Begitu juga hidup kita. Saat iman semakin berbuah maka semakin kuat ujian
menyapa. Semakin banyak yang tertarik untuk “melempari”-nya guna menggugurkan
buah keimanan tersebut.
Ujian
keimanan bisa datang dalam wujud apa saja. Seringkali orang-orang terdekat yang
menjadi medianya. Kadang kita tidak siap dengan omongan orang. Kita tidak kuat
tatkala kebaikan tidak berbuah apresiasi. Kita lemah ketika tindakan mulia
hanya berujung kritikan. Kita loyo saat orang yang kita percaya justru bermain
di belakang kita. Di situlah saatnya kembali kepada keridhaan Allah agar
segenap sikap manusia tidak melemahkan kita. Kita jadikan itu semua sebagai
pemantik untuk terus tumbuh. Bukan dalam keridhaan manusia, namun dalam
ridha-Nya.
Selain
ridha Allah yang menjadi tujuan, penting untuk melatih diri kita untuk ridha
dengan segenap takdir-Nya. Karenanya, segala badai kehidupan yang menerpa adalah
medium untuk melatih keridhaan kita atas ketentuan-Nya. Hingga akhirnya kita
akan diminta pulang menghadap keharibaan-Nya. Dengan hati yang rela, ridha, puas,
dan ikhlas akan takdir kehidupan yang digariskan-Nya sekaligus diridhai oleh-Nya.
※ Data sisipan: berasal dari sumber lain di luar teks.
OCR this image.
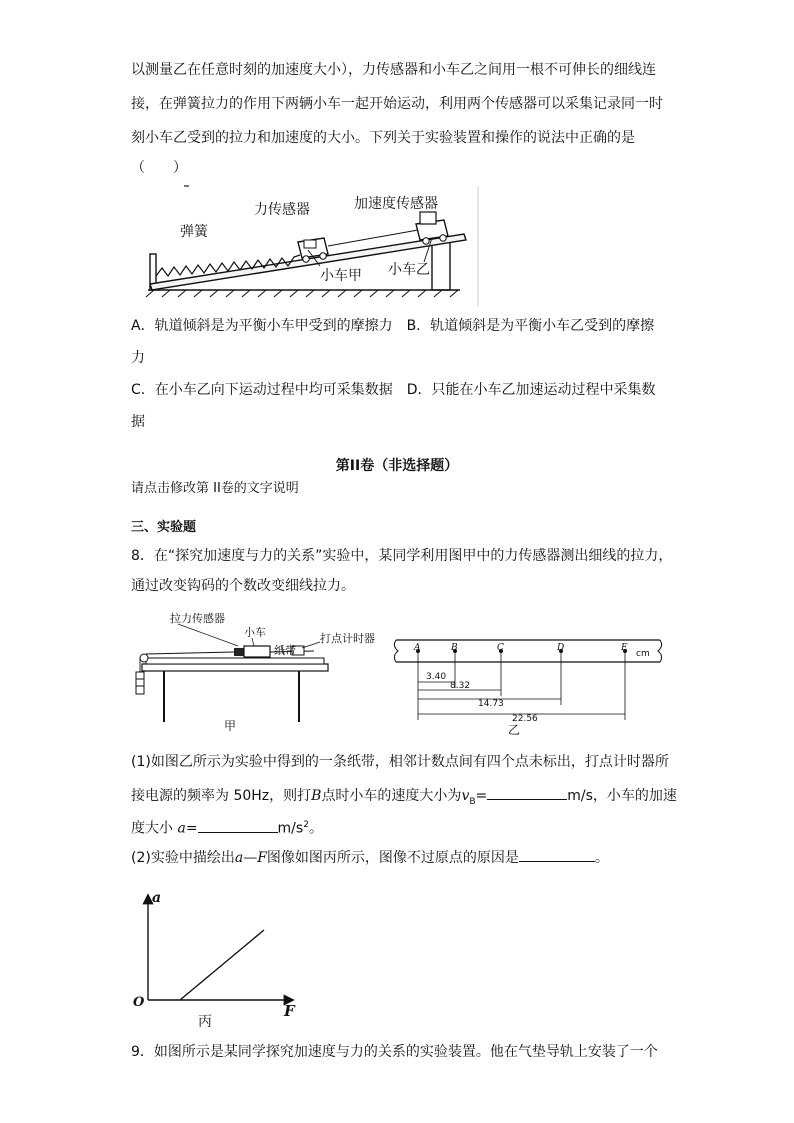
以测量乙在任意时刻的加速度大小），力传感器和小车乙之间用一根不可伸长的细线连
接，在弹簧拉力的作用下两辆小车一起开始运动，利用两个传感器可以采集记录同一时
刻小车乙受到的拉力和加速度的大小。下列关于实验装置和操作的说法中正确的是
（　　）
力传感器	加速度传感器
弹簧
小车甲 小车乙
A．轨道倾斜是为平衡小车甲受到的摩擦力　B．轨道倾斜是为平衡小车乙受到的摩擦
力
C．在小车乙向下运动过程中均可采集数据　D．只能在小车乙加速运动过程中采集数
据
第II卷（非选择题）
请点击修改第 II卷的文字说明
三、实验题
8．在“探究加速度与力的关系”实验中，某同学利用图甲中的力传感器测出细线的拉力，
通过改变钩码的个数改变细线拉力。
拉力传感器
小车
纸带
打点计时器
甲
A	B	C	D	E
cm
3.40
8.32
14.73
22.56
乙
(1)如图乙所示为实验中得到的一条纸带，相邻计数点间有四个点未标出，打点计时器所
接电源的频率为 50Hz，则打B点时小车的速度大小为$v_B=$	m/s，小车的加速
度大小 a=	$m/s^2$。
(2)实验中描绘出a—F图像如图丙所示，图像不过原点的原因是	。
a
F
O
丙
9．如图所示是某同学探究加速度与力的关系的实验装置。他在气垫导轨上安装了一个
Dengan kondisi tersebut kita dipanggil untuk masuk dalam jama’ah
hamba-hamba-Nya. Lantas masuk ke dalam surga-Nya (QS. al-Fajr [89]: 27-30). Wallahu
a’lamu. []
Samsul Zakaria, S.Sy., M.H.,
PNS/Calon Hakim pada PA Tanjung, Kalsel,
Magang PPC di PA Kabupaten Malang
Kelas 1A
Catatan:
Tulisan ini sebelumnya telah terbit
dalam buletin Jumat “al-Rasikh” Direktorat Pendidikan dan Pengembangan Agama
Islam (DPPAI) Universitas Islam Indonesia (UII) Yogyakarta. Edisi No. 873 Tahun
XV/9 09 Rabi’ul Tsani 1441 H/06 Desember 2019. Versi online
buletin tersebut dapat diakses pula pada link berikut: https://alrasikh.uii.ac.id/2019/12/03/hanya-pohon-berbuah-yang-dilempari-batu/.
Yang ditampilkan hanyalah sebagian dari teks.